Une étude sur la logistique portuaire enfonce un peu les portes ouvertes…

 24/05/2017  Claude Yvens  
Une étude sur la logistique portuaire enfonce un peu les portes ouvertes…

Une étude publiée par ING Belgique, l’Universiteit Antwerpen et le VIL analyse l’environnement changeant dans lequel les ports belges opèrent. Les auteurs formulent également une série de recommandation à l’adresse des autorités portuaires et des logisticiens concernés… dont la plupart semblent couler de source.

Infrastructures et liaisons avec l’hinterland

  • les sociétés doivent investir davantage dans l’infrastructure portuaire, tant su rle plan des composants technologiques (soft) et de l’infrastructure (hard) afin de construire le ‘port intelligent du futur’
  • Les autorités portuaires doivent définir et gérer l’infrastructure portuaire et les projets d’intégration entre les ports et leur arrière-pays. Ceci implique la mise en place de nouvelles connexions ferroviaires ou de navigation intérieure, de programmes d’efficacité intermodale opérationnelle ou de projets de regroupement de frets
  • Les sociétés de logistique portuaire devront s’engager dans des projets d’intégration
    homogènes dans le cadre d’un réseau d’arrière-pays ‘connecté’ et composé de terminaux intelligents, efficaces et intermodaux.
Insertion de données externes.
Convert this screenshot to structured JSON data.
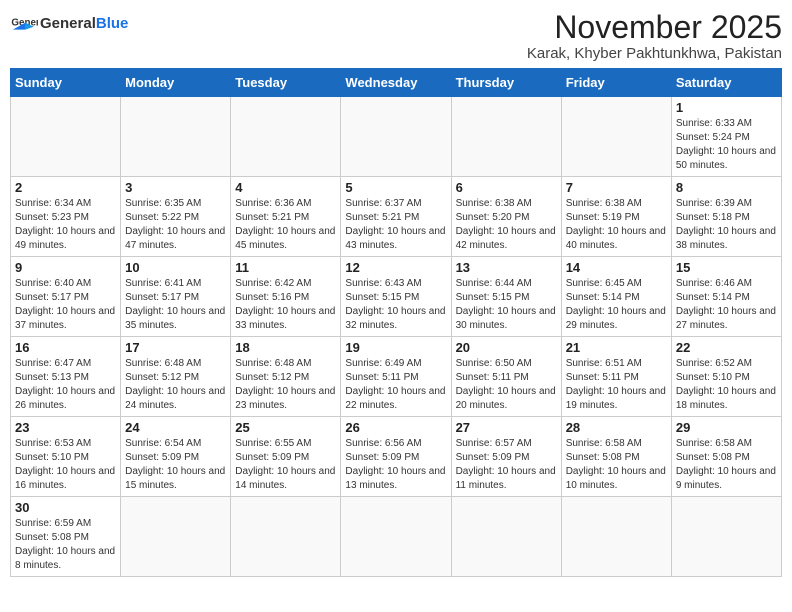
{
  "logo": {
    "text_general": "General",
    "text_blue": "Blue"
  },
  "header": {
    "month": "November 2025",
    "location": "Karak, Khyber Pakhtunkhwa, Pakistan"
  },
  "weekdays": [
    "Sunday",
    "Monday",
    "Tuesday",
    "Wednesday",
    "Thursday",
    "Friday",
    "Saturday"
  ],
  "weeks": [
    [
      {
        "day": "",
        "info": ""
      },
      {
        "day": "",
        "info": ""
      },
      {
        "day": "",
        "info": ""
      },
      {
        "day": "",
        "info": ""
      },
      {
        "day": "",
        "info": ""
      },
      {
        "day": "",
        "info": ""
      },
      {
        "day": "1",
        "info": "Sunrise: 6:33 AM\nSunset: 5:24 PM\nDaylight: 10 hours and 50 minutes."
      }
    ],
    [
      {
        "day": "2",
        "info": "Sunrise: 6:34 AM\nSunset: 5:23 PM\nDaylight: 10 hours and 49 minutes."
      },
      {
        "day": "3",
        "info": "Sunrise: 6:35 AM\nSunset: 5:22 PM\nDaylight: 10 hours and 47 minutes."
      },
      {
        "day": "4",
        "info": "Sunrise: 6:36 AM\nSunset: 5:21 PM\nDaylight: 10 hours and 45 minutes."
      },
      {
        "day": "5",
        "info": "Sunrise: 6:37 AM\nSunset: 5:21 PM\nDaylight: 10 hours and 43 minutes."
      },
      {
        "day": "6",
        "info": "Sunrise: 6:38 AM\nSunset: 5:20 PM\nDaylight: 10 hours and 42 minutes."
      },
      {
        "day": "7",
        "info": "Sunrise: 6:38 AM\nSunset: 5:19 PM\nDaylight: 10 hours and 40 minutes."
      },
      {
        "day": "8",
        "info": "Sunrise: 6:39 AM\nSunset: 5:18 PM\nDaylight: 10 hours and 38 minutes."
      }
    ],
    [
      {
        "day": "9",
        "info": "Sunrise: 6:40 AM\nSunset: 5:17 PM\nDaylight: 10 hours and 37 minutes."
      },
      {
        "day": "10",
        "info": "Sunrise: 6:41 AM\nSunset: 5:17 PM\nDaylight: 10 hours and 35 minutes."
      },
      {
        "day": "11",
        "info": "Sunrise: 6:42 AM\nSunset: 5:16 PM\nDaylight: 10 hours and 33 minutes."
      },
      {
        "day": "12",
        "info": "Sunrise: 6:43 AM\nSunset: 5:15 PM\nDaylight: 10 hours and 32 minutes."
      },
      {
        "day": "13",
        "info": "Sunrise: 6:44 AM\nSunset: 5:15 PM\nDaylight: 10 hours and 30 minutes."
      },
      {
        "day": "14",
        "info": "Sunrise: 6:45 AM\nSunset: 5:14 PM\nDaylight: 10 hours and 29 minutes."
      },
      {
        "day": "15",
        "info": "Sunrise: 6:46 AM\nSunset: 5:14 PM\nDaylight: 10 hours and 27 minutes."
      }
    ],
    [
      {
        "day": "16",
        "info": "Sunrise: 6:47 AM\nSunset: 5:13 PM\nDaylight: 10 hours and 26 minutes."
      },
      {
        "day": "17",
        "info": "Sunrise: 6:48 AM\nSunset: 5:12 PM\nDaylight: 10 hours and 24 minutes."
      },
      {
        "day": "18",
        "info": "Sunrise: 6:48 AM\nSunset: 5:12 PM\nDaylight: 10 hours and 23 minutes."
      },
      {
        "day": "19",
        "info": "Sunrise: 6:49 AM\nSunset: 5:11 PM\nDaylight: 10 hours and 22 minutes."
      },
      {
        "day": "20",
        "info": "Sunrise: 6:50 AM\nSunset: 5:11 PM\nDaylight: 10 hours and 20 minutes."
      },
      {
        "day": "21",
        "info": "Sunrise: 6:51 AM\nSunset: 5:11 PM\nDaylight: 10 hours and 19 minutes."
      },
      {
        "day": "22",
        "info": "Sunrise: 6:52 AM\nSunset: 5:10 PM\nDaylight: 10 hours and 18 minutes."
      }
    ],
    [
      {
        "day": "23",
        "info": "Sunrise: 6:53 AM\nSunset: 5:10 PM\nDaylight: 10 hours and 16 minutes."
      },
      {
        "day": "24",
        "info": "Sunrise: 6:54 AM\nSunset: 5:09 PM\nDaylight: 10 hours and 15 minutes."
      },
      {
        "day": "25",
        "info": "Sunrise: 6:55 AM\nSunset: 5:09 PM\nDaylight: 10 hours and 14 minutes."
      },
      {
        "day": "26",
        "info": "Sunrise: 6:56 AM\nSunset: 5:09 PM\nDaylight: 10 hours and 13 minutes."
      },
      {
        "day": "27",
        "info": "Sunrise: 6:57 AM\nSunset: 5:09 PM\nDaylight: 10 hours and 11 minutes."
      },
      {
        "day": "28",
        "info": "Sunrise: 6:58 AM\nSunset: 5:08 PM\nDaylight: 10 hours and 10 minutes."
      },
      {
        "day": "29",
        "info": "Sunrise: 6:58 AM\nSunset: 5:08 PM\nDaylight: 10 hours and 9 minutes."
      }
    ],
    [
      {
        "day": "30",
        "info": "Sunrise: 6:59 AM\nSunset: 5:08 PM\nDaylight: 10 hours and 8 minutes."
      },
      {
        "day": "",
        "info": ""
      },
      {
        "day": "",
        "info": ""
      },
      {
        "day": "",
        "info": ""
      },
      {
        "day": "",
        "info": ""
      },
      {
        "day": "",
        "info": ""
      },
      {
        "day": "",
        "info": ""
      }
    ]
  ]
}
Intégration de la chaîne logistique

  • Les autorités portuaires doivent s’engager dans l’établissement d’alliances portuaires.
  • les sociétés de logistique portuaire doivent continuer à investir dans des réseaux collaboratifs soutenus par la collecte de données et dans des plateformes et des systèmes informatiques
    puissants.
  • Les autorités portuaires doivent participer à des programmes de partage de données et investir dans de l’infrastructure ‘sensorielle’ pour transformer leurs ports en infrastructures ‘intelligentes’

HR

  • Même si les compétences traditionnelles restent impératives pour les professionnels portuaires, il faudra aussi attirer des profils provenant de l’extérieur.
  • il faut stimuler  la continuité et le renouvellement des interactions avec les centres d’apprentissage, stimuler un environnement qui permette le partage et la mobilité des connaissances
  • les barrières à l’apprentissage et au développement des compétences doivent être réduites.